Spring seen

AS you drive above the river south of here, there's a place where the highway curves outward around a hill. In summer, the view on down to the water is almost blocked by trees, with only a glimpse of sun-sparkle or an occasional flash of white boat through the leafiness. Of course, in winter the whole scene is there for the looking. The black twisted branches of the oaks covering the downward slope lend depth and beauty, but the river sleeps under its icy blanket and the beauty is too static.

From the place where the highway curves round that hill, the best time to look is during a few weeks in early spring, before the leaves are full and after the river has wakened. Then the view is through an aura of new leaves, almost submarine in its shimmering greenness, with the river glistening far below.

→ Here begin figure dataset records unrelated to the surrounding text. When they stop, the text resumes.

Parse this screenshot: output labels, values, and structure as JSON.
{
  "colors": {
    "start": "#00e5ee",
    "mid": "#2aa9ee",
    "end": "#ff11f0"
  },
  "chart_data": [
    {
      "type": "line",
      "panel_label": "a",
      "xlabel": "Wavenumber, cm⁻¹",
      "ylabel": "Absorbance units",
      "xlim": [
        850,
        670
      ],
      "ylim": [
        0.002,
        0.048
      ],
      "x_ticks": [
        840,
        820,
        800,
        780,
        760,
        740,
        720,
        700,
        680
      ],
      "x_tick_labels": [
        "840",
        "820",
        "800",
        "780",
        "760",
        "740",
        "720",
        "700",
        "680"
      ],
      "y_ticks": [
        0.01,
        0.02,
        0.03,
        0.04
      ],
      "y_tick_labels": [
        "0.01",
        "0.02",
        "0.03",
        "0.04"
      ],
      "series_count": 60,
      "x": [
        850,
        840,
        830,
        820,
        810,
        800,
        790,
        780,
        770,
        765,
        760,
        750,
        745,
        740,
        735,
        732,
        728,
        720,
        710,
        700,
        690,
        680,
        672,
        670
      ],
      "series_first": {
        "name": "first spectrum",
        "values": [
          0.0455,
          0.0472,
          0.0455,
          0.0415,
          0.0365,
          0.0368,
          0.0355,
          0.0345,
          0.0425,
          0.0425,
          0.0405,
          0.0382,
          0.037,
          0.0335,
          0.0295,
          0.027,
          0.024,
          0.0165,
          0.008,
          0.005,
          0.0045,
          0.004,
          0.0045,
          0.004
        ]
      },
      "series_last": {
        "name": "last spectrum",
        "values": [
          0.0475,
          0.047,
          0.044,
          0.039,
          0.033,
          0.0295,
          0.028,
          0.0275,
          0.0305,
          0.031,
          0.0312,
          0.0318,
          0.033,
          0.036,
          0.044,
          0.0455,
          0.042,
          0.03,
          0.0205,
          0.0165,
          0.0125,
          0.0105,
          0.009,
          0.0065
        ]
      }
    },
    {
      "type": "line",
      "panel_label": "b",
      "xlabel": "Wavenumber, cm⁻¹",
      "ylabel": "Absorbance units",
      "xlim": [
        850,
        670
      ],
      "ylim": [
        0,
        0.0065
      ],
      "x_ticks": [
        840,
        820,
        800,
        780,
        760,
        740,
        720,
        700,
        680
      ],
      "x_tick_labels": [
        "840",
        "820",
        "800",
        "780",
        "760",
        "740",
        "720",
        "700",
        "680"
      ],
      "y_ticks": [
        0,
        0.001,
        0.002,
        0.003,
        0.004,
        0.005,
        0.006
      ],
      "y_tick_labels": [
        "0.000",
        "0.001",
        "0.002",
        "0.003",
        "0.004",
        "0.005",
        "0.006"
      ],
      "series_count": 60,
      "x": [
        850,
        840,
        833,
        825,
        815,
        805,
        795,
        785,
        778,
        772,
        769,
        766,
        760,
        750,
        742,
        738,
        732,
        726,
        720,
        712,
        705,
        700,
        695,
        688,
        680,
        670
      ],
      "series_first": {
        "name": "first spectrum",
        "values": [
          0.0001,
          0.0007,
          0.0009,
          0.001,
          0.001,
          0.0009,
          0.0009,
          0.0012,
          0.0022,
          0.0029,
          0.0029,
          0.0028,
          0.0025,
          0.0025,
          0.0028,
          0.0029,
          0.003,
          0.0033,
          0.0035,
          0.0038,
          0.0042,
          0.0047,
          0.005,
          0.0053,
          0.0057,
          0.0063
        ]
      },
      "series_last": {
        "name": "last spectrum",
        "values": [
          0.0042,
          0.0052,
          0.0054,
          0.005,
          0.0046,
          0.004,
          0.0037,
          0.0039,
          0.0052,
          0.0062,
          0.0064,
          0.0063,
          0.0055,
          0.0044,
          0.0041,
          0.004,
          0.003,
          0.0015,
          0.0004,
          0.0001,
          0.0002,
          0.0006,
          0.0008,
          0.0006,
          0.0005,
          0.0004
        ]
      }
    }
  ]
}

And on the opposite bank (if you happen to be watching at just the right moment), there's a brief snatch of the Old World down there . . . a house of tall white narrowness with many long dark windows reaching to the water and past, seeking its own narrow striped reflection.

Its sudden verticality accents and strengthens the horizontal flow of the river. It gives the river a sort of raison d'^etre, a momentary place To Be, in the midst of quiet roads and pastel cottages. We don't go that way often, but when we do, and I get to see it (maybe only once or twice a spring), there comes a kind of fulfillment and security to the day.

Once I took the low road over on the other side of the river to try to find the tall old-world house firsthand. It turned out to be two houses, one above the other on the hill, and neither very special at all. That's how it is with most things . . . a lot depends on your vantage point.